Subject: Re: [boost] [outcome] High level summary of review feedback accepted so far
From: Gavin Lambert (gavinl_at_[hidden])
Date: 2017-05-31 23:35:30
On 1/06/2017 08:17, Niall Douglas wrote:
> The programmer, when working with outcome<T>, knows that calling
> .exception() will return the exact same exception as would be thrown
> when calling .value(), thus saving wrapping .value() in a try...catch
> just to capture the exception_ptr emitted.
Except empty. value() throws that as an exception. exception() also
throws that as an exception (not returning it), which means that the
programmer can't make that assumption you just claimed.
Maybe that's what you want (as it leads very quickly to empty ==
std::terminate), but it's not consistent with use of empty as a success
return as you've suggested in a few places.
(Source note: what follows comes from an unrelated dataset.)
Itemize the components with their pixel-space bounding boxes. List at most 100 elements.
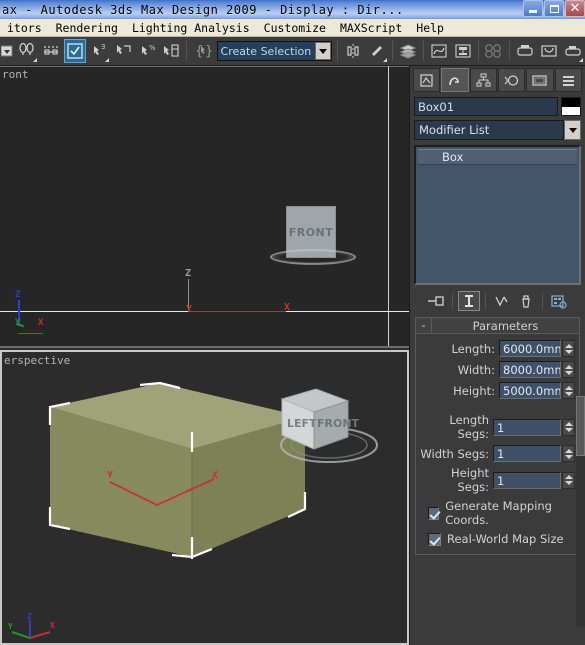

> For result<T>, it's basically a castrated outcome<T> used only for
> performance sensitive code, or rather, to say "this function takes
> performance very seriously".
From the docs and discussion thus far, this is not the impression I had.
The impression I had was that result<T> should be used everywhere in
inner exception-enabled code by preference (since exceptions should not
be caught, they should be propagated outwards).
And then up at the entrypoint from the sea of noexcept to the
exception-enabled island, that entrypoint (which is itself noexcept)
should return an outcome<> from the result<> of its children or an
internal try-catch to propagate out an exception_ptr. outcome<> is used
almost exclusively within the sea; result<> only rarely (for cases where
an exception cannot occur).
Further up the call stack (back in exception-throwing land) you receive
an outcome<> and immediately unpack and rethrow any exception, or
otherwise go back to returning result<>s.